With the band unable to rehearse over pandemic, once the Schubas show was booked, they did, “Hyper-tons of rehearsals,” for about a month, she said.

Nadia plans for her next album to be a synth-pop release, as piano is her first musical love. She said fears about working multiple synth lines into live shows previously gave her trepidation about featuring them prominently in her music. “Piano is my first instrument. I love synth. It’s hard to execute that properly live, but I'm feeling brave...Guitars just, it started that way just because I thought to be in a rock band when I was 14 that it had to be the guitar,” she added.

Cold Beaches formed when Nadia was 17. After eschewing college to tour with a prior band that broke up, she met frontman Connor Wood of 3 Legged Dog in Richmond, Va., who offered to play drums on her new Cold Beachesproject. While the backing lineup has evolved over time, Nadia has always been the core of the project, dictating its musical direction. “Really, it's kind of always been just, I'm in my underwear in my room doing some form of tomfoolery on the piano or the guitar. The only changes that have happened have been more my personal development and curiosity as a musician and as a writer,” Nadia reflected.

While Cold Beaches may have started in Virginia, it’s now a Chicago-based band. But originally, Nadia had intended to take the project to New York City. “Everybody thinks ‘New York’ in Richmond, and then they don't last six months, and they move back, sounds a little daunting,” Nadia confessed.

But one day, she happened to meet Chicago’s own Twin Peaks while on tour with Cold Beaches in Philadelphia. “I actually ran into some Chicago musicians while I was on tour in Philadelphia through this weird circumstance where my credit card got canceled,” she said. “I was trying to book a hotel at the same hotel they were staying at so we could hang out. And they were like, ‘Oh no, I'll front you.’ So they helped me get a room. And then one of their band members got locked out of their room and had to crash on the couch of my room.” After a lengthy late-night conversation with Twin Peaks’ Colin Croom, she started to think Chicago would be a better destination.

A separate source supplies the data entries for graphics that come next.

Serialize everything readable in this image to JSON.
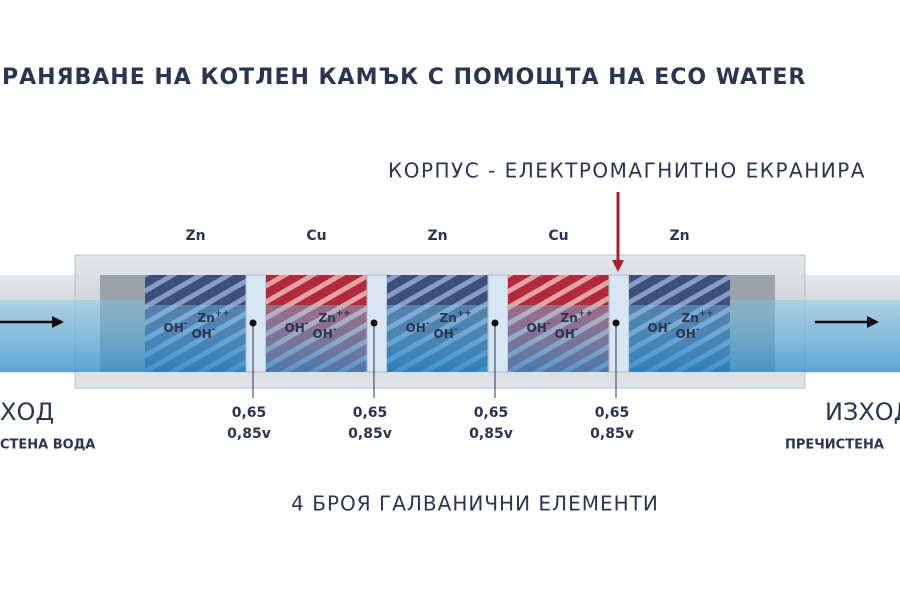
{
  "title": "РАНЯВАНЕ НА КОТЛЕН КАМЪК С ПОМОЩТА НА ECO WATER",
  "housing_label": "КОРПУС - ЕЛЕКТРОМАГНИТНО ЕКРАНИРА",
  "inlet": {
    "label": "ХОД",
    "sublabel": "СТЕНА ВОДА"
  },
  "outlet": {
    "label": "ИЗХОД",
    "sublabel": "ПРЕЧИСТЕНА"
  },
  "chambers": [
    {
      "metal": "Zn",
      "cation": {
        "symbol": "Zn",
        "charge": "++"
      },
      "anions": [
        {
          "symbol": "OH",
          "charge": "-"
        },
        {
          "symbol": "OH",
          "charge": "-"
        }
      ]
    },
    {
      "metal": "Cu",
      "cation": {
        "symbol": "Zn",
        "charge": "++"
      },
      "anions": [
        {
          "symbol": "OH",
          "charge": "-"
        },
        {
          "symbol": "OH",
          "charge": "-"
        }
      ]
    },
    {
      "metal": "Zn",
      "cation": {
        "symbol": "Zn",
        "charge": "++"
      },
      "anions": [
        {
          "symbol": "OH",
          "charge": "-"
        },
        {
          "symbol": "OH",
          "charge": "-"
        }
      ]
    },
    {
      "metal": "Cu",
      "cation": {
        "symbol": "Zn",
        "charge": "++"
      },
      "anions": [
        {
          "symbol": "OH",
          "charge": "-"
        },
        {
          "symbol": "OH",
          "charge": "-"
        }
      ]
    },
    {
      "metal": "Zn",
      "cation": {
        "symbol": "Zn",
        "charge": "++"
      },
      "anions": [
        {
          "symbol": "OH",
          "charge": "-"
        },
        {
          "symbol": "OH",
          "charge": "-"
        }
      ]
    }
  ],
  "junctions": [
    {
      "top": "0,65",
      "bottom": "0,85v"
    },
    {
      "top": "0,65",
      "bottom": "0,85v"
    },
    {
      "top": "0,65",
      "bottom": "0,85v"
    },
    {
      "top": "0,65",
      "bottom": "0,85v"
    }
  ],
  "caption": "4 БРОЯ ГАЛВАНИЧНИ ЕЛЕМЕНТИ"
}
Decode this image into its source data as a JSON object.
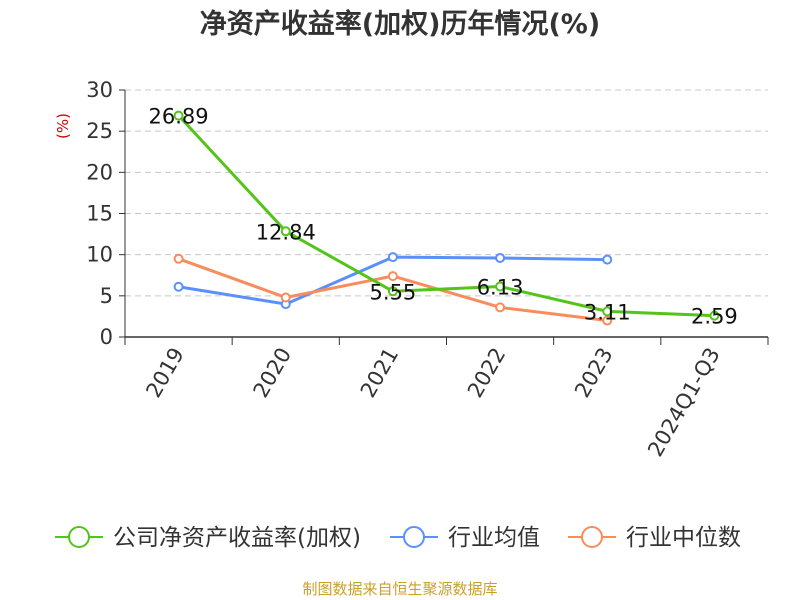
{
  "chart_data": {
    "type": "line",
    "title": "净资产收益率(加权)历年情况(%)",
    "ylabel": "(%)",
    "xlabel": "",
    "categories": [
      "2019",
      "2020",
      "2021",
      "2022",
      "2023",
      "2024Q1-Q3"
    ],
    "ylim": [
      0,
      30
    ],
    "yticks": [
      0,
      5,
      10,
      15,
      20,
      25,
      30
    ],
    "grid": "horizontal-dashed",
    "legend_position": "bottom",
    "series": [
      {
        "name": "公司净资产收益率(加权)",
        "color": "#52c41a",
        "values": [
          26.89,
          12.84,
          5.55,
          6.13,
          3.11,
          2.59
        ],
        "data_labels": [
          "26.89",
          "12.84",
          "5.55",
          "6.13",
          "3.11",
          "2.59"
        ]
      },
      {
        "name": "行业均值",
        "color": "#5b8ff9",
        "values": [
          6.1,
          4.0,
          9.7,
          9.6,
          9.4,
          null
        ]
      },
      {
        "name": "行业中位数",
        "color": "#f98c5b",
        "values": [
          9.5,
          4.8,
          7.4,
          3.6,
          2.0,
          null
        ]
      }
    ]
  },
  "source": "制图数据来自恒生聚源数据库"
}
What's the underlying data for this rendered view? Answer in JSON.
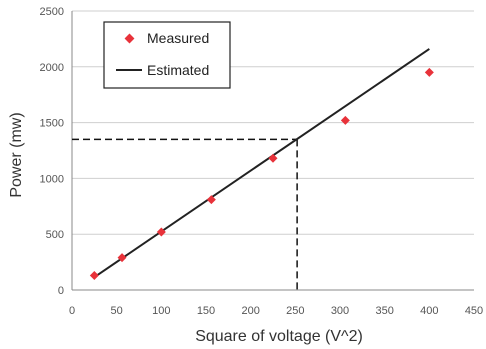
{
  "chart_data": {
    "type": "scatter",
    "title": "",
    "xlabel": "Square of voltage (V^2)",
    "ylabel": "Power (mw)",
    "xlim": [
      0,
      450
    ],
    "ylim": [
      0,
      2500
    ],
    "xticks": [
      0,
      50,
      100,
      150,
      200,
      250,
      300,
      350,
      400,
      450
    ],
    "yticks": [
      0,
      500,
      1000,
      1500,
      2000,
      2500
    ],
    "grid": "horizontal",
    "legend_position": "top-left",
    "series": [
      {
        "name": "Measured",
        "kind": "scatter",
        "marker": "diamond",
        "color": "#e8323a",
        "points": [
          {
            "x": 25,
            "y": 130
          },
          {
            "x": 56,
            "y": 290
          },
          {
            "x": 100,
            "y": 520
          },
          {
            "x": 156,
            "y": 810
          },
          {
            "x": 225,
            "y": 1180
          },
          {
            "x": 306,
            "y": 1520
          },
          {
            "x": 400,
            "y": 1950
          }
        ]
      },
      {
        "name": "Estimated",
        "kind": "line",
        "color": "#222222",
        "points": [
          {
            "x": 25,
            "y": 115
          },
          {
            "x": 400,
            "y": 2160
          }
        ]
      }
    ],
    "reference": {
      "x": 252,
      "y": 1350,
      "style": "dashed",
      "color": "#111111"
    }
  }
}
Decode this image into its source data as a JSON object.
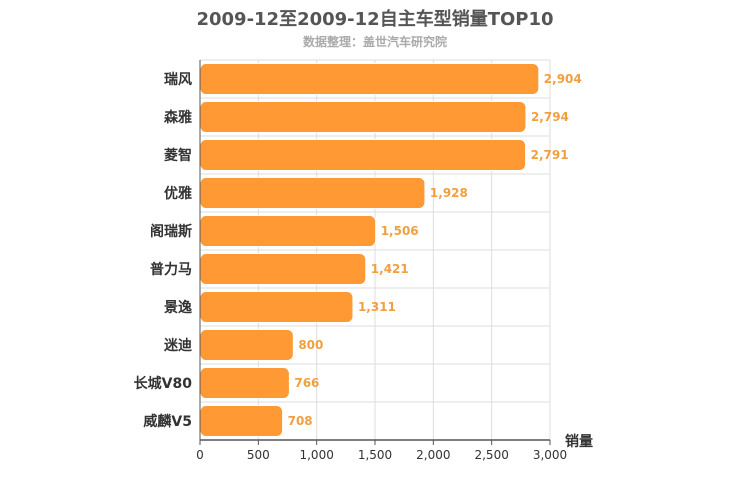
{
  "chart_data": {
    "type": "bar",
    "orientation": "horizontal",
    "title": "2009-12至2009-12自主车型销量TOP10",
    "subtitle": "数据整理：盖世汽车研究院",
    "xlabel": "销量",
    "ylabel": "",
    "categories": [
      "瑞风",
      "森雅",
      "菱智",
      "优雅",
      "阁瑞斯",
      "普力马",
      "景逸",
      "迷迪",
      "长城V80",
      "威麟V5"
    ],
    "values": [
      2904,
      2794,
      2791,
      1928,
      1506,
      1421,
      1311,
      800,
      766,
      708
    ],
    "value_labels": [
      "2,904",
      "2,794",
      "2,791",
      "1,928",
      "1,506",
      "1,421",
      "1,311",
      "800",
      "766",
      "708"
    ],
    "xlim": [
      0,
      3000
    ],
    "xticks": [
      0,
      500,
      1000,
      1500,
      2000,
      2500,
      3000
    ],
    "xtick_labels": [
      "0",
      "500",
      "1,000",
      "1,500",
      "2,000",
      "2,500",
      "3,000"
    ],
    "grid": true,
    "legend": "none",
    "colors": {
      "bar": "#ff9933",
      "value_label": "#f0a040",
      "grid": "#dddddd",
      "axis": "#555555",
      "title": "#555555",
      "subtitle": "#aaaaaa",
      "category_label": "#333333"
    }
  }
}
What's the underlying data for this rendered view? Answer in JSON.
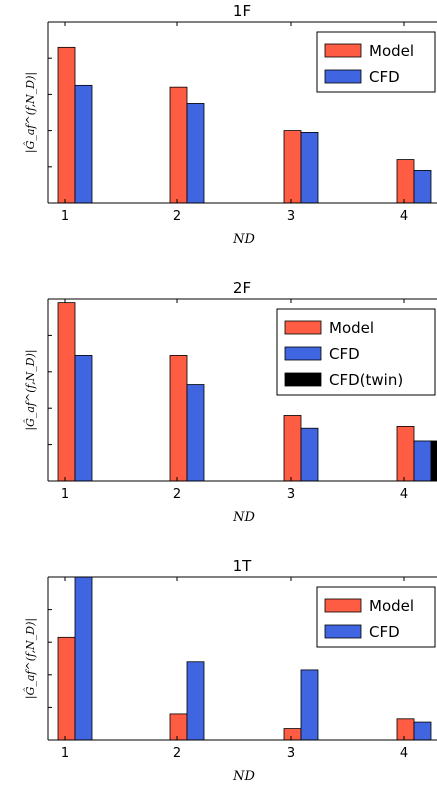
{
  "colors": {
    "model": "#fe5c43",
    "cfd": "#4065e1",
    "cfd_twin": "#000000",
    "axes": "#000000"
  },
  "chart_data": [
    {
      "type": "bar",
      "title": "1F",
      "xlabel": "ND",
      "ylabel": "|Ĝ_af^(f,N_D)|",
      "categories": [
        "1",
        "2",
        "3",
        "4"
      ],
      "ylim": [
        0,
        1
      ],
      "legend_position": "top-right",
      "series": [
        {
          "name": "Model",
          "values": [
            0.86,
            0.64,
            0.4,
            0.24
          ]
        },
        {
          "name": "CFD",
          "values": [
            0.65,
            0.55,
            0.39,
            0.18
          ]
        }
      ]
    },
    {
      "type": "bar",
      "title": "2F",
      "xlabel": "ND",
      "ylabel": "|Ĝ_af^(f,N_D)|",
      "categories": [
        "1",
        "2",
        "3",
        "4"
      ],
      "ylim": [
        0,
        1
      ],
      "legend_position": "top-right",
      "series": [
        {
          "name": "Model",
          "values": [
            0.98,
            0.69,
            0.36,
            0.3
          ]
        },
        {
          "name": "CFD",
          "values": [
            0.69,
            0.53,
            0.29,
            0.22
          ]
        },
        {
          "name": "CFD(twin)",
          "values": [
            null,
            null,
            null,
            0.22
          ]
        }
      ]
    },
    {
      "type": "bar",
      "title": "1T",
      "xlabel": "ND",
      "ylabel": "|Ĝ_af^(f,N_D)|",
      "categories": [
        "1",
        "2",
        "3",
        "4"
      ],
      "ylim": [
        0,
        1
      ],
      "legend_position": "top-right",
      "series": [
        {
          "name": "Model",
          "values": [
            0.63,
            0.16,
            0.07,
            0.13
          ]
        },
        {
          "name": "CFD",
          "values": [
            1.0,
            0.48,
            0.43,
            0.11
          ]
        }
      ]
    }
  ]
}
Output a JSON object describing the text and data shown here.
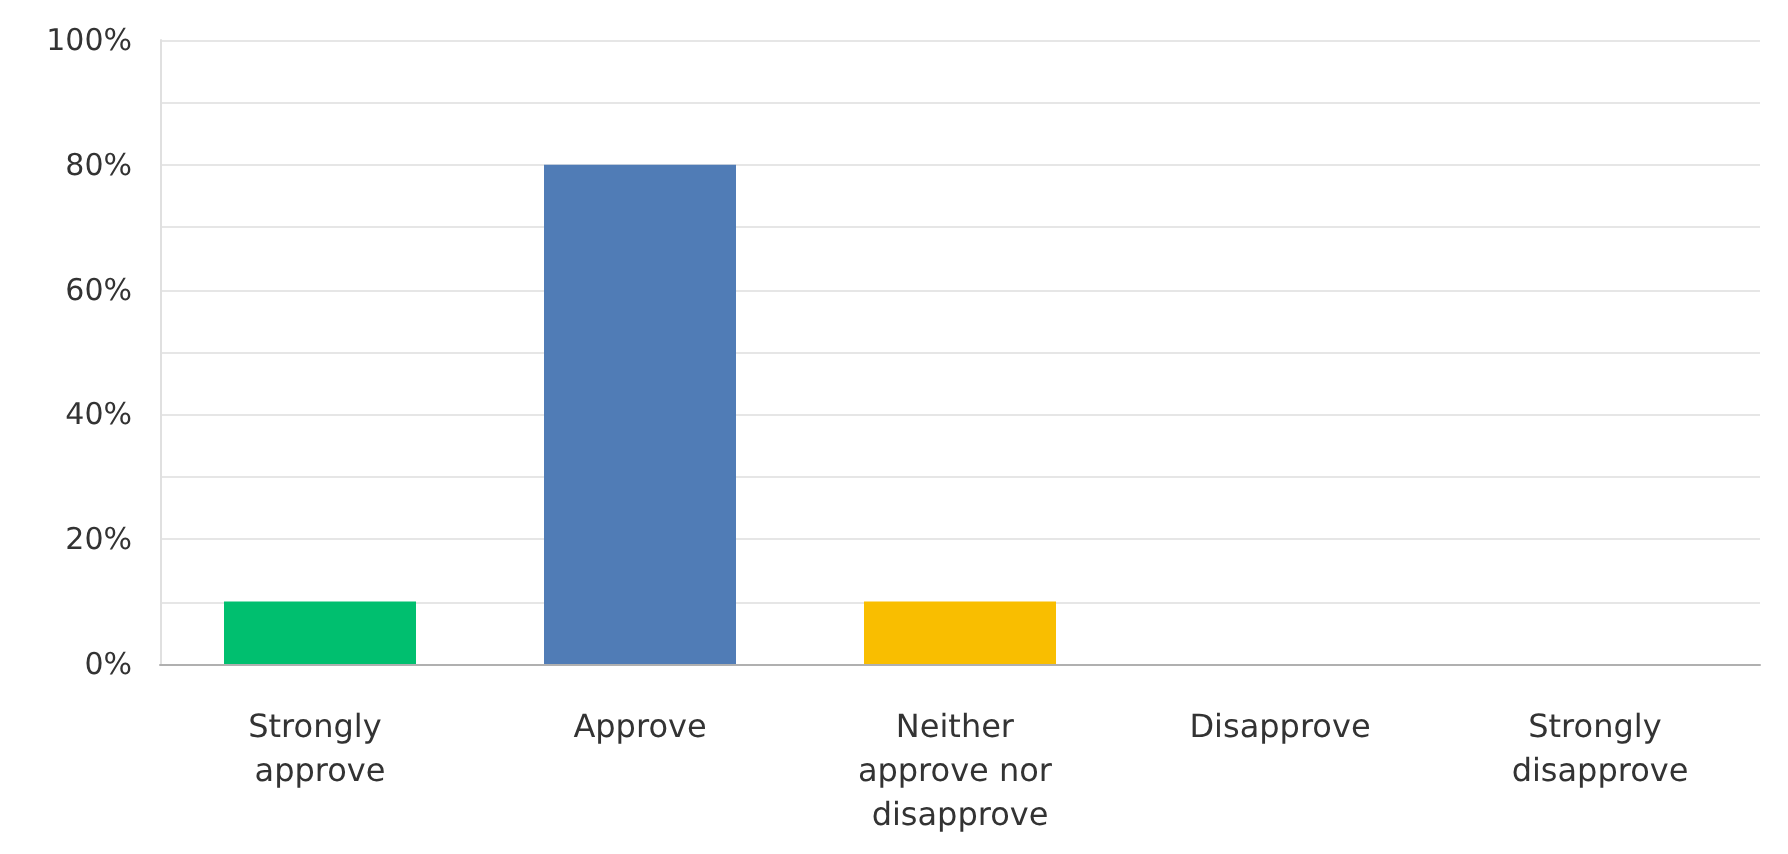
{
  "chart_data": {
    "type": "bar",
    "categories": [
      "Strongly approve",
      "Approve",
      "Neither approve nor disapprove",
      "Disapprove",
      "Strongly disapprove"
    ],
    "values": [
      10,
      80,
      10,
      0,
      0
    ],
    "colors": [
      "#00bf6f",
      "#507cb6",
      "#f9be00",
      "#6bc8cd",
      "#ff8b4f"
    ],
    "ylim": [
      0,
      100
    ],
    "yticks": [
      {
        "value": 0,
        "label": "0%"
      },
      {
        "value": 10,
        "label": null
      },
      {
        "value": 20,
        "label": "20%"
      },
      {
        "value": 30,
        "label": null
      },
      {
        "value": 40,
        "label": "40%"
      },
      {
        "value": 50,
        "label": null
      },
      {
        "value": 60,
        "label": "60%"
      },
      {
        "value": 70,
        "label": null
      },
      {
        "value": 80,
        "label": "80%"
      },
      {
        "value": 90,
        "label": null
      },
      {
        "value": 100,
        "label": "100%"
      }
    ],
    "grid": true
  }
}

Besides the synth-pop venture, Nadia said she also hopes to score video games, after a lifelong love of them stemming back to high school. “I’ve always loved video games,” she said. “I think it sparked another form of curiosity with my creativity to see how these developers could create worlds and stories and dialogue. And on top of that, they have incredible musicians just orchestrating beautiful compositions.” 

Nadia said the pandemic gave her the chance to return to her love of video games, which touring and recording had sidelined since high school. She said the idea of writing music with a purpose beyond self-focus would be interesting. “I would love nothing more than to be able to score something like a video game or a movie, where instead of it being about me, me, me, it would be like, ‘This is about this. Can you make a song for when this happens?’” Nadia is even dabbling in video game creation from the ground up, learning code to create a simple 2-D game. “I want to score it and write some poetry, some dialogue, create a little experience,” she said. “It’s not going to be a full-fledged thing, but it would be nice to present my music in a new way.”